Anthony Fauci, the director of the National Institute of Allergy and Infectious Diseases and a member of the White House’s coronavirus task force team, spoke out against the false notion being perpetuated on social media, including by President Donald Trump, that the number of deaths associated with COVID-19 is significantly smaller than what’s being reported.

A report from the Centers for Disease Control and Prevention (CDC) noted that for a significant number of deaths being counted, COVID-19 and other underlying causes were frequently notated together as having been responsible for cause of death. Indeed, according to the CDC, the average person who has died from coronavirus has had around 2.6 comorbidities listed on their death certificates as well.

“For 6 percent of the deaths, COVID-19 was the only cause mentioned,” that report stated.

This led to a number of memes and social media posts, mainly from accounts in support of the president, suggesting that only 6 percent of coronavirus-related deaths (about 9,000 in total) were legitimately due to the disease itself, while wrongly asserting that the comorbidities played a larger role than coronavirus in the deaths of those people. Indeed, Trump himself shared one such post, from a QAnon user on Twitter, which was later deleted by the social media site for violating its rules on spreading misinformation about the disease.

Missing from these memes and posts was another important point that the very same CDC report had noted: In spite of the high number of comorbidities listed, 95 percent of the COVID-related death certificates had noted the virus as the main cause of death.

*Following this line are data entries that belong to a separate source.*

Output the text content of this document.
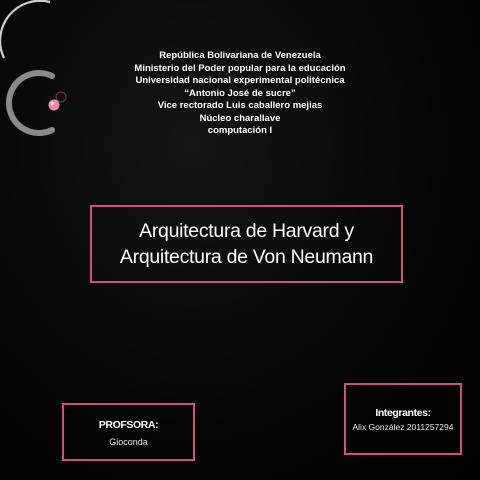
República Bolivariana de Venezuela
Ministerio del Poder popular para la educación
Universidad nacional experimental politécnica
“Antonio José de sucre”
Vice rectorado Luis caballero mejias
Núcleo charallave
computación I
Arquitectura de Harvard y
Arquitectura de Von Neumann
PROFSORA:
Gioconda
Integrantes:
Alix González 2011257294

Fauci sought to correct the record while appearing as a guest on ABC’s “Good Morning America” on Tuesday morning. While noting that only a small number of deaths recorded “had nothing else but just COVID” listed, the infectious disease expert explained that it does not mean that coronavirus wasn’t the cause of the many COVID deaths in the U.S. so far.

The wording of the report that so many have cited “does not mean that someone who has hypertension or diabetes who dies of COVID didn’t die of COVID-19,” he explained. “They did.”

Fauci added that the number of deaths reported so far — “there are 180,000-plus deaths,” he said — are “real deaths from COVID-19.”

Fauci made certain to reiterate the point: “It’s not 9,000 deaths from Covid-19, it’s 180-plus-thousand deaths,” he said.

A high proportion of Americans have underlying conditions that make them more vulnerable to coronavirus. According to the Kaiser Family Foundation, 37.6 percent of adults ages 18 and older — nearly 93 million Americans overall — are at “a higher risk of developing serious illness if they become infected with coronavirus” due to being 65 years or older, or having a health condition that puts them at greater risk, or both.

As of Tuesday afternoon, the U.S. has identified more than 6 million cases of coronavirus, with nearly 184,000 Americans having died from the disease so far.